在CUDA内核嵌套 [英] Nested kernels in CUDA

查看：225 发布时间：2016/6/1 19:47:29 arrays cuda

本文介绍了在CUDA内核嵌套的处理方法，对大家解决问题具有一定的参考价值，需要的朋友们下面随着小编来一起学习吧！

问题描述

CUDA目前不允许嵌套的内核。

CUDA currently does not allow nested kernels.

要具体，我有以下问题：
我有M维数据的N个。处理每个N个数据点的三内核需要在序列中运行。一直以来，仁嵌套是不允许的，我不能创建调用这三个内核的内核。因此，我必须串行处理每个数据点。

To be specific, I have the following problem: I have N number of M-dimensional data.

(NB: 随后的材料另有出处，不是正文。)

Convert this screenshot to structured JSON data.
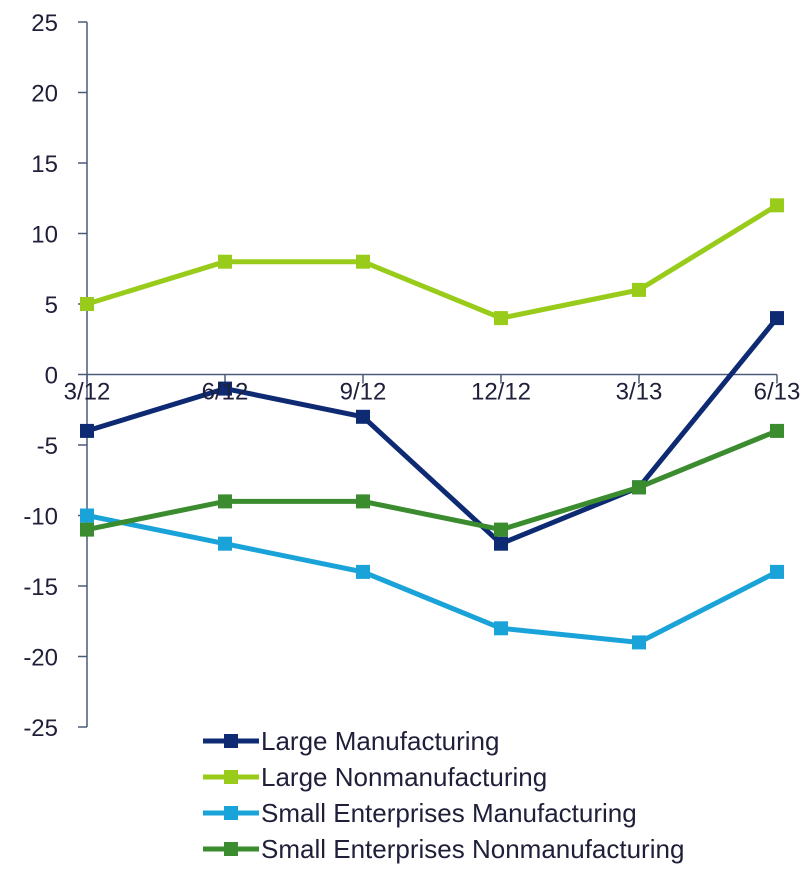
{
  "chart_data": {
    "type": "line",
    "categories": [
      "3/12",
      "6/12",
      "9/12",
      "12/12",
      "3/13",
      "6/13"
    ],
    "ylim": [
      -25,
      25
    ],
    "y_ticks": [
      25,
      20,
      15,
      10,
      5,
      0,
      -5,
      -10,
      -15,
      -20,
      -25
    ],
    "grid": false,
    "legend_position": "bottom",
    "series": [
      {
        "name": "Large Manufacturing",
        "color": "#0d2a73",
        "values": [
          -4,
          -1,
          -3,
          -12,
          -8,
          4
        ]
      },
      {
        "name": "Large Nonmanufacturing",
        "color": "#99cc1a",
        "values": [
          5,
          8,
          8,
          4,
          6,
          12
        ]
      },
      {
        "name": "Small Enterprises Manufacturing",
        "color": "#1aa3d9",
        "values": [
          -10,
          -12,
          -14,
          -18,
          -19,
          -14
        ]
      },
      {
        "name": "Small Enterprises Nonmanufacturing",
        "color": "#3a8c2e",
        "values": [
          -11,
          -9,
          -9,
          -11,
          -8,
          -4
        ]
      }
    ]
  }
}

To process each of the N data-points, three kernels need to be run in a sequence. Since, nesting of kernels is not allowed, I cannot create a kernel with calls to the three kernels. Therefore, I have to process each data-point serially.

一个解决方法是写一个包含所有其他三个内核的功能的大内核，但我认为这将次优的。

One solution is to write a big kernel containing the functionality of all the other three kernels, but I think it will sub-optimal.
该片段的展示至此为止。